The novel organoruthenium(II) complex C1 selectively, competitively, and reversibly inhibited hsBChE in the low micromolar range, but did not inhibit hrBChE and csBChE in the pharmaceutically interesting range, and did not inhibit AChE enzymes. None of the tested concentrations (30, 60, 90, and 120 µM) had any significant effect on the maximal amplitude of nerve-evoked and directly elicited single-twitch and tetanic contractions. At the highest concentration tested (120 µM), C1 had no effect on rVm recorded in end-plate regions of superficial skeletal muscle fibers, but significantly decreased amplitudes and shortened the half-decay time of MEPPs without decreasing their frequency.

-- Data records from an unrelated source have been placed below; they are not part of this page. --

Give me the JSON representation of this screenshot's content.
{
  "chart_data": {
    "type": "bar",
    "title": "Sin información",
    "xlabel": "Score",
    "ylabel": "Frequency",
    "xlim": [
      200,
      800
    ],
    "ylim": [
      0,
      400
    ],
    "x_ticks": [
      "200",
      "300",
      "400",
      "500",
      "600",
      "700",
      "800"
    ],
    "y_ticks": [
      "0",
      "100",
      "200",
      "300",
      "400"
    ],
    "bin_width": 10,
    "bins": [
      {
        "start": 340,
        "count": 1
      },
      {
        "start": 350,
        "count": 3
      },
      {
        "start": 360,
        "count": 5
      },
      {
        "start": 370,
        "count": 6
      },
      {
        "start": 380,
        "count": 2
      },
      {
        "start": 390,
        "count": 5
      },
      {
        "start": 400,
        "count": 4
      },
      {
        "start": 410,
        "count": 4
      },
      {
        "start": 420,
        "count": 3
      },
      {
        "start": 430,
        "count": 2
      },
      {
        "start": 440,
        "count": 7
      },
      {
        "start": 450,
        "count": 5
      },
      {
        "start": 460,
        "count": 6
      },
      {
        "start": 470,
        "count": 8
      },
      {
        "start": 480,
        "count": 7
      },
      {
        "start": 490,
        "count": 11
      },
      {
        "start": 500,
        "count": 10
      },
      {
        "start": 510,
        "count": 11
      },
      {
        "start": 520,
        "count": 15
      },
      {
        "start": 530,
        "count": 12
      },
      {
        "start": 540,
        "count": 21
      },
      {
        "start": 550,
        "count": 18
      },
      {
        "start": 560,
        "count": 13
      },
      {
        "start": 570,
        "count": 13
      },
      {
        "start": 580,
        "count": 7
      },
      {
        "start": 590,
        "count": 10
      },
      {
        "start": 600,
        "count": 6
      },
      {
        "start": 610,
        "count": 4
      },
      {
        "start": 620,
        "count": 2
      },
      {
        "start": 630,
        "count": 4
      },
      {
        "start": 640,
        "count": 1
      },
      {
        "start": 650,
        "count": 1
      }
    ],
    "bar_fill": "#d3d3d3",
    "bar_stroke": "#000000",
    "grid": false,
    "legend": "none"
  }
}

Overall, C1 had no significant effect on the physiology of neuromuscular transmission and contraction of skeletal muscle fibers and did not inhibit BChE in the neuromuscular junction of mouse hemidiaphragm preparation, or this effect was masked by an effect of C1 on nAChRs. C1 is likely a highly species-specific inhibitor of hsBChE for potential use as a species-specific drug target. Our cumulative results provide the basis for a structure guided approach to develop more potent and selective, species-specific inhibitors.